Organizations that successfully socialize newcomers benefit from effective workforces comprised of employees who experience higher job performance, satisfaction, and commitment. Organizational insiders, known as social agents, play an integral role in facilitating the socialization of newcomers, as these individuals make up the networks in which newcomers work. To better understand in what ways social agents help assimilate newcomers, a more thorough understanding is needed concerning how tie strength between individuals facilitates the socialization process.

This thesis has two objectives. First, two types of antecedents to strong tie development are explored: orientation practices deployed by organizations to promote interaction between newcomers and social agents; and proactive behaviors that newcomers exhibit toward social agents to foster strong relationships. The second objective of this thesis is to examine how strong ties impact newcomers’ frequency of asking social agents for information, also known as direct inquiry. Previous research has suggested that higher frequencies of direct inquiry positively influence socialization outcomes (e.g., Morrison, 1993b). The completion of both objectives will provide a new perspective for studying the information seeking patterns of newcomers.

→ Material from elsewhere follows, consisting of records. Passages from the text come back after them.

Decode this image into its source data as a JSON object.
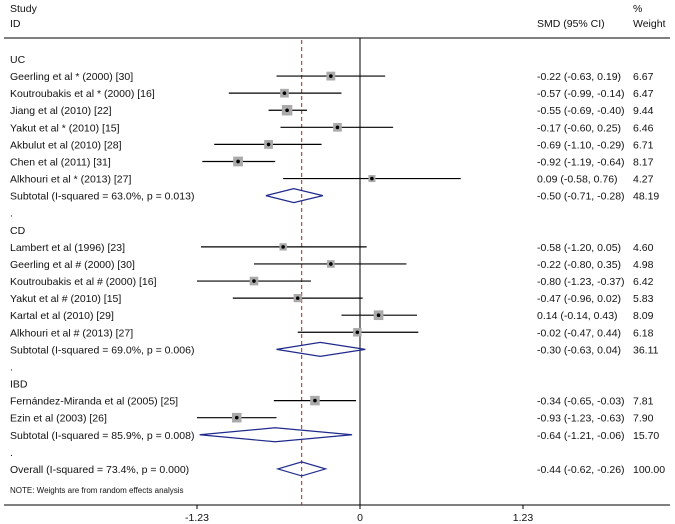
{
  "header": {
    "col1_line1": "Study",
    "col1_line2": "ID",
    "col2": "SMD (95% CI)",
    "col3_line1": "%",
    "col3_line2": "Weight"
  },
  "footnote": "NOTE: Weights are from random effects analysis",
  "colors": {
    "line": "#000000",
    "box": "#aaaaaa",
    "diamond": "#1f2a8c",
    "reference": "#b22222"
  },
  "chart_data": {
    "type": "forest",
    "xlim": [
      -1.5,
      1.5
    ],
    "xticks": [
      {
        "value": -1.23,
        "label": "-1.23"
      },
      {
        "value": 0,
        "label": "0"
      },
      {
        "value": 1.23,
        "label": "1.23"
      }
    ],
    "overall_effect_line": -0.44,
    "rows": [
      {
        "kind": "group",
        "label": "UC"
      },
      {
        "kind": "study",
        "label": "Geerling et al * (2000) [30]",
        "est": -0.22,
        "lo": -0.63,
        "hi": 0.19,
        "ci": "-0.22 (-0.63, 0.19)",
        "weight": "6.67"
      },
      {
        "kind": "study",
        "label": "Koutroubakis et al * (2000) [16]",
        "est": -0.57,
        "lo": -0.99,
        "hi": -0.14,
        "ci": "-0.57 (-0.99, -0.14)",
        "weight": "6.47"
      },
      {
        "kind": "study",
        "label": "Jiang et al (2010) [22]",
        "est": -0.55,
        "lo": -0.69,
        "hi": -0.4,
        "ci": "-0.55 (-0.69, -0.40)",
        "weight": "9.44"
      },
      {
        "kind": "study",
        "label": "Yakut et al * (2010) [15]",
        "est": -0.17,
        "lo": -0.6,
        "hi": 0.25,
        "ci": "-0.17 (-0.60, 0.25)",
        "weight": "6.46"
      },
      {
        "kind": "study",
        "label": "Akbulut et al (2010) [28]",
        "est": -0.69,
        "lo": -1.1,
        "hi": -0.29,
        "ci": "-0.69 (-1.10, -0.29)",
        "weight": "6.71"
      },
      {
        "kind": "study",
        "label": "Chen et al (2011) [31]",
        "est": -0.92,
        "lo": -1.19,
        "hi": -0.64,
        "ci": "-0.92 (-1.19, -0.64)",
        "weight": "8.17"
      },
      {
        "kind": "study",
        "label": "Alkhouri et al * (2013) [27]",
        "est": 0.09,
        "lo": -0.58,
        "hi": 0.76,
        "ci": "0.09 (-0.58, 0.76)",
        "weight": "4.27"
      },
      {
        "kind": "subtotal",
        "label": "Subtotal  (I-squared = 63.0%, p = 0.013)",
        "est": -0.5,
        "lo": -0.71,
        "hi": -0.28,
        "ci": "-0.50 (-0.71, -0.28)",
        "weight": "48.19"
      },
      {
        "kind": "spacer",
        "label": "."
      },
      {
        "kind": "group",
        "label": "CD"
      },
      {
        "kind": "study",
        "label": "Lambert et al (1996) [23]",
        "est": -0.58,
        "lo": -1.2,
        "hi": 0.05,
        "ci": "-0.58 (-1.20, 0.05)",
        "weight": "4.60"
      },
      {
        "kind": "study",
        "label": "Geerling et al # (2000) [30]",
        "est": -0.22,
        "lo": -0.8,
        "hi": 0.35,
        "ci": "-0.22 (-0.80, 0.35)",
        "weight": "4.98"
      },
      {
        "kind": "study",
        "label": "Koutroubakis et al # (2000) [16]",
        "est": -0.8,
        "lo": -1.23,
        "hi": -0.37,
        "ci": "-0.80 (-1.23, -0.37)",
        "weight": "6.42"
      },
      {
        "kind": "study",
        "label": "Yakut et al # (2010) [15]",
        "est": -0.47,
        "lo": -0.96,
        "hi": 0.02,
        "ci": "-0.47 (-0.96, 0.02)",
        "weight": "5.83"
      },
      {
        "kind": "study",
        "label": "Kartal et al (2010) [29]",
        "est": 0.14,
        "lo": -0.14,
        "hi": 0.43,
        "ci": "0.14 (-0.14, 0.43)",
        "weight": "8.09"
      },
      {
        "kind": "study",
        "label": "Alkhouri et al # (2013) [27]",
        "est": -0.02,
        "lo": -0.47,
        "hi": 0.44,
        "ci": "-0.02 (-0.47, 0.44)",
        "weight": "6.18"
      },
      {
        "kind": "subtotal",
        "label": "Subtotal  (I-squared = 69.0%, p = 0.006)",
        "est": -0.3,
        "lo": -0.63,
        "hi": 0.04,
        "ci": "-0.30 (-0.63, 0.04)",
        "weight": "36.11"
      },
      {
        "kind": "spacer",
        "label": "."
      },
      {
        "kind": "group",
        "label": "IBD"
      },
      {
        "kind": "study",
        "label": "Fernández-Miranda et al (2005) [25]",
        "est": -0.34,
        "lo": -0.65,
        "hi": -0.03,
        "ci": "-0.34 (-0.65, -0.03)",
        "weight": "7.81"
      },
      {
        "kind": "study",
        "label": "Ezin et al (2003) [26]",
        "est": -0.93,
        "lo": -1.23,
        "hi": -0.63,
        "ci": "-0.93 (-1.23, -0.63)",
        "weight": "7.90"
      },
      {
        "kind": "subtotal",
        "label": "Subtotal  (I-squared = 85.9%, p = 0.008)",
        "est": -0.64,
        "lo": -1.21,
        "hi": -0.06,
        "ci": "-0.64 (-1.21, -0.06)",
        "weight": "15.70"
      },
      {
        "kind": "spacer",
        "label": "."
      },
      {
        "kind": "overall",
        "label": "Overall  (I-squared = 73.4%, p = 0.000)",
        "est": -0.44,
        "lo": -0.62,
        "hi": -0.26,
        "ci": "-0.44 (-0.62, -0.26)",
        "weight": "100.00"
      }
    ]
  }
}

To test the hypotheses regarding the antecedents to strong ties and the effects of strong ties on newcomers’ frequency of direct inquiry, data was gathered from full-time employees whose tenures’ ranged from six months to one year. A total of 154 responses were collected, and regression analysis was used to statistically test the relationships between variables. Results did not support the proposed antecedents to strong ties. Mixed results appear for the relationships between separate tie strength indicators and newcomers’ frequency of direct inquiry; thus partially supporting the postulation that tie strength does affect information seeking. Mixed results also emerge for socialization outcome variables. The findings suggest that the frequency of direct inquiry positively affects a dimension of newcomers’ job performance, but not job satisfaction or organizational commitment. Following a discussion of the results, the limitations and strengths of this thesis are discussed, academic and practitioner implications are offered, and future research directions are identified.